According to the report, India reported the lowest average monetary waste on projects ($73 million per $1 billion), followed by both China and the Middle East ($82 million per $1 billion). Conversely, Europe reported the highest average waste on project spending at $131 million per $1 billion.

Commented Raj Kalady, “As organizations face increasingly complex challenges from forces such as innovation, disruption, uncertainties, and the demands of a global business environment, the inextricable link between strategy and implementation must be addressed. What’s also critical is an understanding of how change occurs. Operations run the business, but projects change the business. A formal approach to project and program management can be the link that ensures that an organization has the capabilities for change and strategy execution that it needs.”

The report further determines that organizations are becoming more mature with project management and are distinguishing themselves by:

Developing project management talent: Developing technical, leadership and business skills for the management of projects continue to draw significant attention. 32% of survey respondents consider both technical and leadership skills a high priority — a 3 percent increase over last year

Managing project benefits: There’s growing attention to benefits realization management, which is the collective process of identifying benefits at the outset of a project and ensuring, through purposeful actions during implementation, that the benefits are realized and sustained once the project ends. One in three organizations (31%) reports high benefits realization maturity

Establishing Project Management Offices (PMOs) and strategic Enterprise Project Management Offices (EPMOs): Organizations can bridge the gap between high-level strategic vision and implementation with a PMO. Among organizations in the survey that have a PMO, 50% report having an EPMO. And those that align their EPMO to strategy (i.e., have a strategic EPMO) report 38% more projects meet original goals and business intent and 33% fewer projects are deemed failures.

Driving executive sponsorship: Actively engaged executive sponsors continue to be the top driver of whether projects meet their original goals and business intent. The fact was not lost on survey respondents, who revealed an increase in the percentage of their organizations’ projects with actively engaged sponsors compared to last year — an average of 62% compared to 59%, respectively.

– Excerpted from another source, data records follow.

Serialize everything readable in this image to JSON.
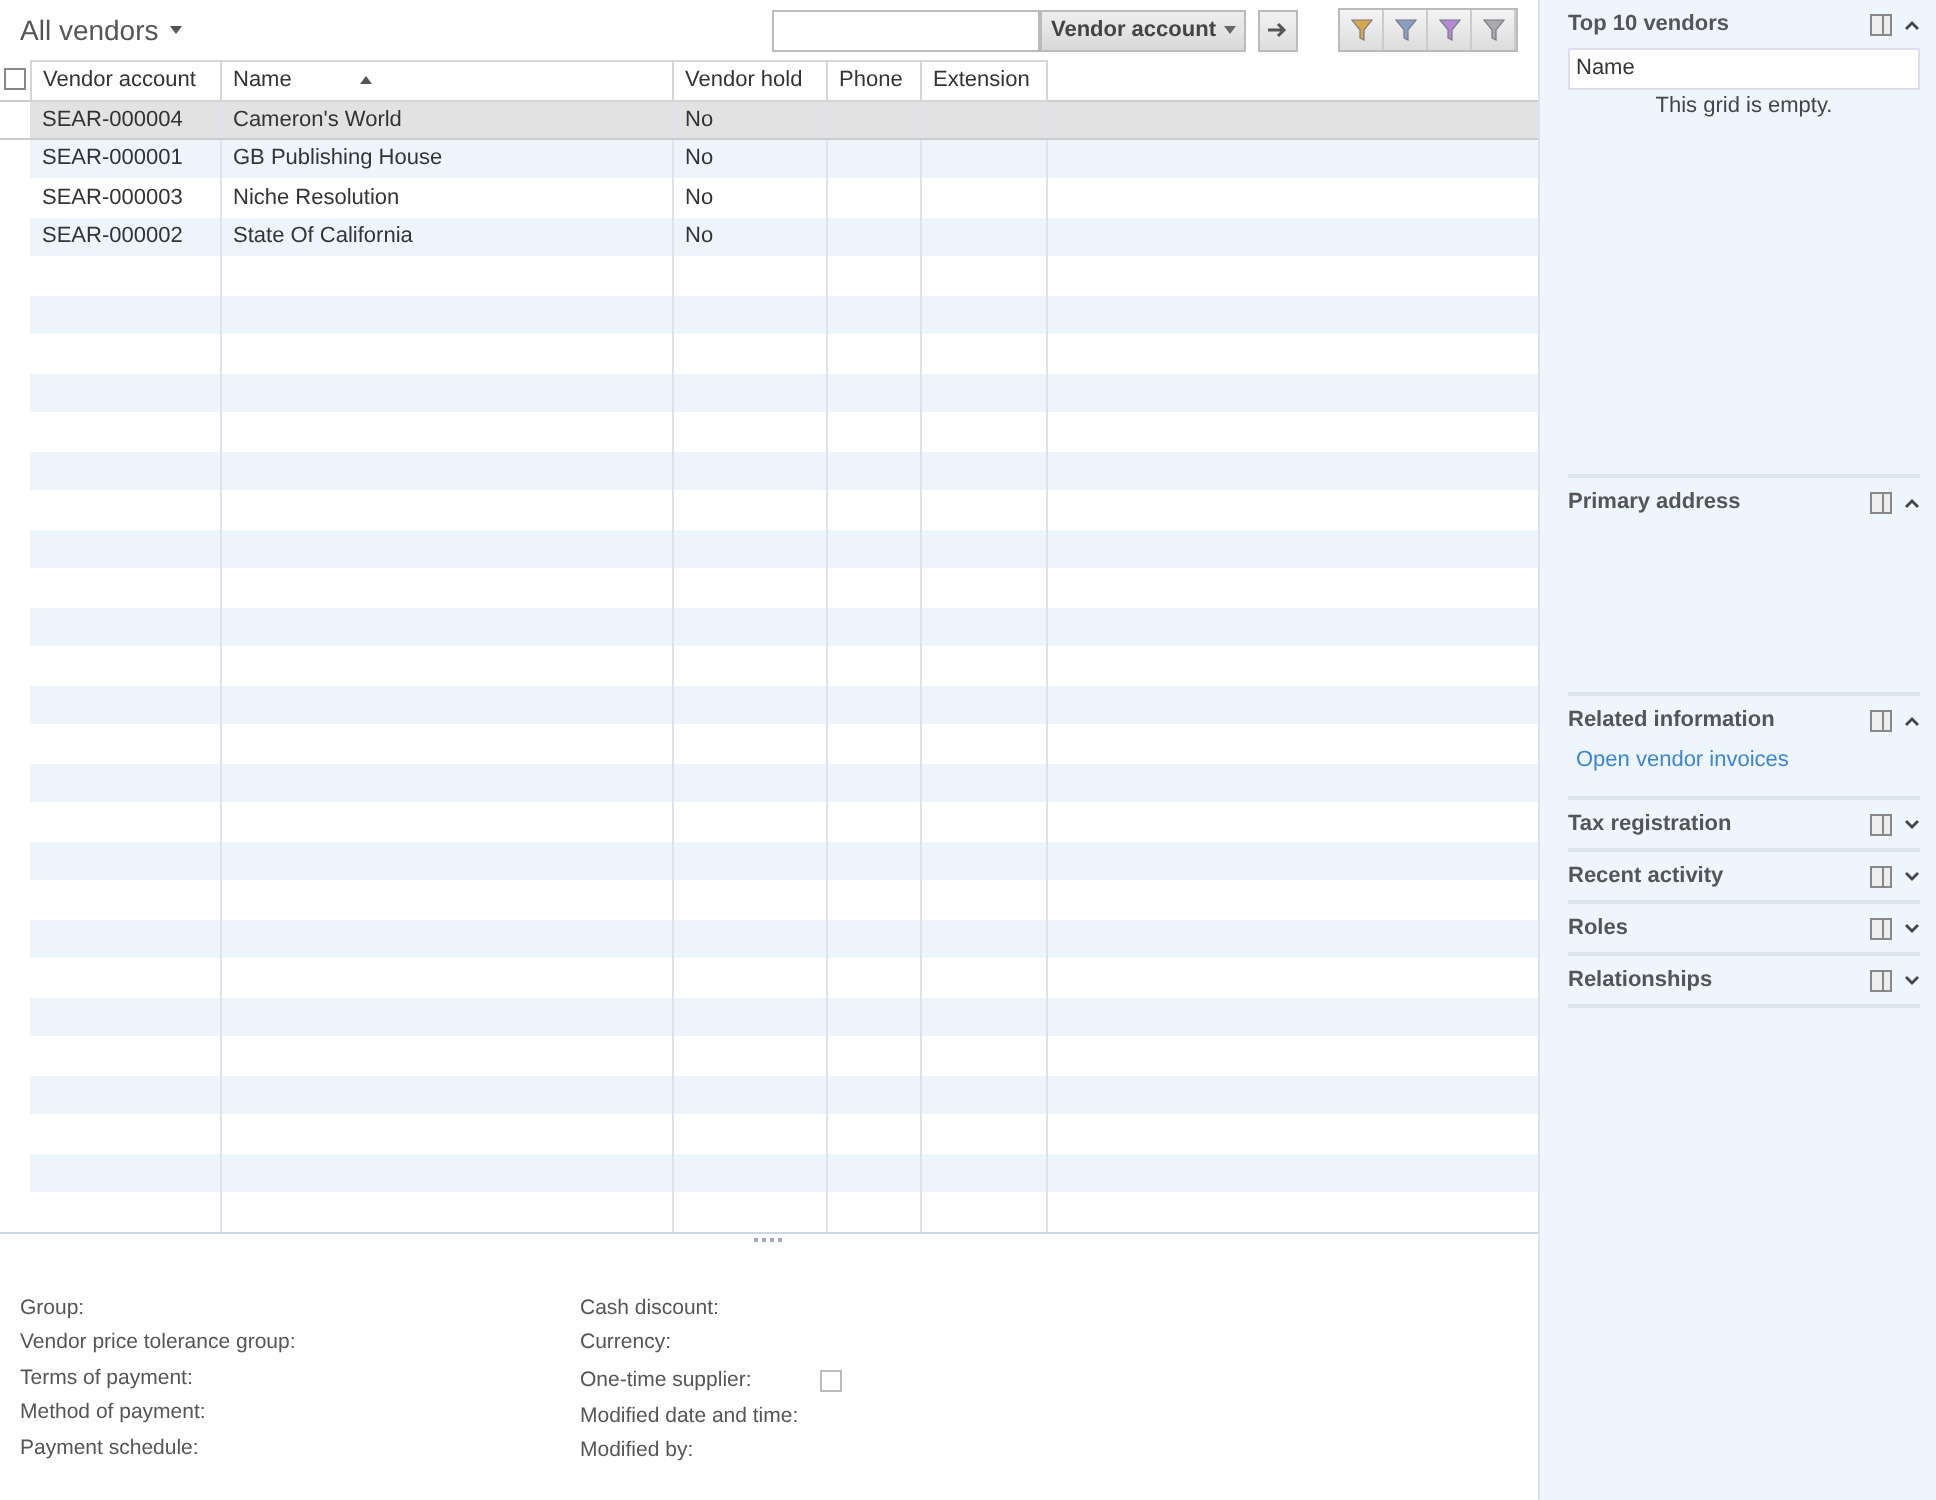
{
  "view": {
    "title": "All vendors"
  },
  "toolbar": {
    "field_selector": "Vendor account"
  },
  "grid": {
    "header_checkbox": {
      "checked": false
    },
    "columns": [
      {
        "label": "Vendor account",
        "sorted": false
      },
      {
        "label": "Name",
        "sorted": true
      },
      {
        "label": "Vendor hold",
        "sorted": false
      },
      {
        "label": "Phone",
        "sorted": false
      },
      {
        "label": "Extension",
        "sorted": false
      }
    ],
    "rows": [
      {
        "cells": [
          "SEAR-000004",
          "Cameron's World",
          "No",
          "",
          ""
        ],
        "selected": true
      },
      {
        "cells": [
          "SEAR-000001",
          "GB Publishing House",
          "No",
          "",
          ""
        ],
        "selected": false
      },
      {
        "cells": [
          "SEAR-000003",
          "Niche Resolution",
          "No",
          "",
          ""
        ],
        "selected": false
      },
      {
        "cells": [
          "SEAR-000002",
          "State Of California",
          "No",
          "",
          ""
        ],
        "selected": false
      }
    ]
  },
  "details": {
    "left": [
      {
        "label": "Group:",
        "kind": "text"
      },
      {
        "label": "Vendor price tolerance group:",
        "kind": "text"
      },
      {
        "label": "Terms of payment:",
        "kind": "text"
      },
      {
        "label": "Method of payment:",
        "kind": "text"
      },
      {
        "label": "Payment schedule:",
        "kind": "text"
      }
    ],
    "right": [
      {
        "label": "Cash discount:",
        "kind": "text"
      },
      {
        "label": "Currency:",
        "kind": "text"
      },
      {
        "label": "One-time supplier:",
        "kind": "checkbox",
        "checked": false
      },
      {
        "label": "Modified date and time:",
        "kind": "text"
      },
      {
        "label": "Modified by:",
        "kind": "text"
      }
    ]
  },
  "factboxes": [
    {
      "title": "Top 10 vendors",
      "expanded": true,
      "kind": "grid",
      "columns": [
        "Name"
      ],
      "empty_text": "This grid is empty."
    },
    {
      "title": "Primary address",
      "expanded": true,
      "kind": "blank"
    },
    {
      "title": "Related information",
      "expanded": true,
      "kind": "links",
      "links": [
        "Open vendor invoices"
      ]
    },
    {
      "title": "Tax registration",
      "expanded": false
    },
    {
      "title": "Recent activity",
      "expanded": false
    },
    {
      "title": "Roles",
      "expanded": false
    },
    {
      "title": "Relationships",
      "expanded": false
    }
  ]
}
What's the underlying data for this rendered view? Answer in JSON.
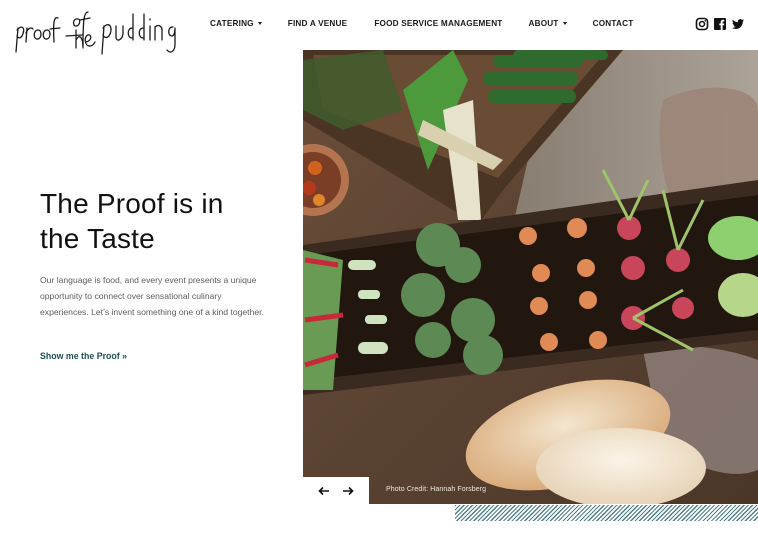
{
  "brand": {
    "logo_text": "proof of the pudding",
    "logo_icon": "handwritten-logo"
  },
  "nav": {
    "items": [
      {
        "label": "CATERING",
        "has_dropdown": true
      },
      {
        "label": "FIND A VENUE",
        "has_dropdown": false
      },
      {
        "label": "FOOD SERVICE MANAGEMENT",
        "has_dropdown": false
      },
      {
        "label": "ABOUT",
        "has_dropdown": true
      },
      {
        "label": "CONTACT",
        "has_dropdown": false
      }
    ]
  },
  "social": {
    "icons": [
      "instagram-icon",
      "facebook-icon",
      "twitter-icon"
    ]
  },
  "hero": {
    "title_line1": "The Proof is in",
    "title_line2": "the Taste",
    "body": "Our language is food, and every event presents a unique opportunity to connect over sensational culinary experiences. Let’s invent something one of a kind together.",
    "cta": "Show me the Proof »"
  },
  "slider": {
    "prev_icon": "arrow-left-icon",
    "next_icon": "arrow-right-icon",
    "photo_credit": "Photo Credit: Hannah Forsberg",
    "photo_subject": "Vegetables growing in wooden planter with bread loaves"
  },
  "colors": {
    "accent": "#1e4f52",
    "hatch": "#4e7f86",
    "text": "#111111",
    "body_text": "#5d5d5d"
  }
}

Addressing agile approaches: Organizations increasingly embrace agile as a technique for managing projects. A full 71% of organizations report using agile approaches for their projects sometimes, or more frequently.

“We are encouraged to see that organizations are making significant progress and experiencing more success with implementing strategic initiatives and delivering intended project benefits,” said PMI President and CEO, Mark A. Langley. “We have long advocated that project management is essential for any organization’s success and are excited that others are increasingly realizing this fact as well. Organizations that invest in proven project management practices waste 28 times less money because more of their strategic initiatives are completed successfully.”

Of the industries included in the study, healthcare reported the highest average waste on project spending. A more detailed breakout of several key industries included in the study, ranked from highest to lowest, demonstrates the range of efficiency achieved:
  • Healthcare – $112 million per $1 billion
  • Telecom – $106 million per $1 billion
  • Energy – $101 million per $1 billion
  • Manufacturing – $98 million per $1 billion
  • Government – $97 million per $1 billion
  • Financial Services - $97 million per $1 billion
  • Construction – $94 million per $1 billion
  • IT – $78 million per $1 billion
Note: The 2017 Pulse of the Profession features feedback and insights from 3,234 professionals globally who represent diverse levels of experience and industries, including government, IT, telecom, energy, manufacturing, healthcare and construction. The global totals in the report represent feedback from North America, Latin America, Europe, the Middle East and the Asia Pacific region.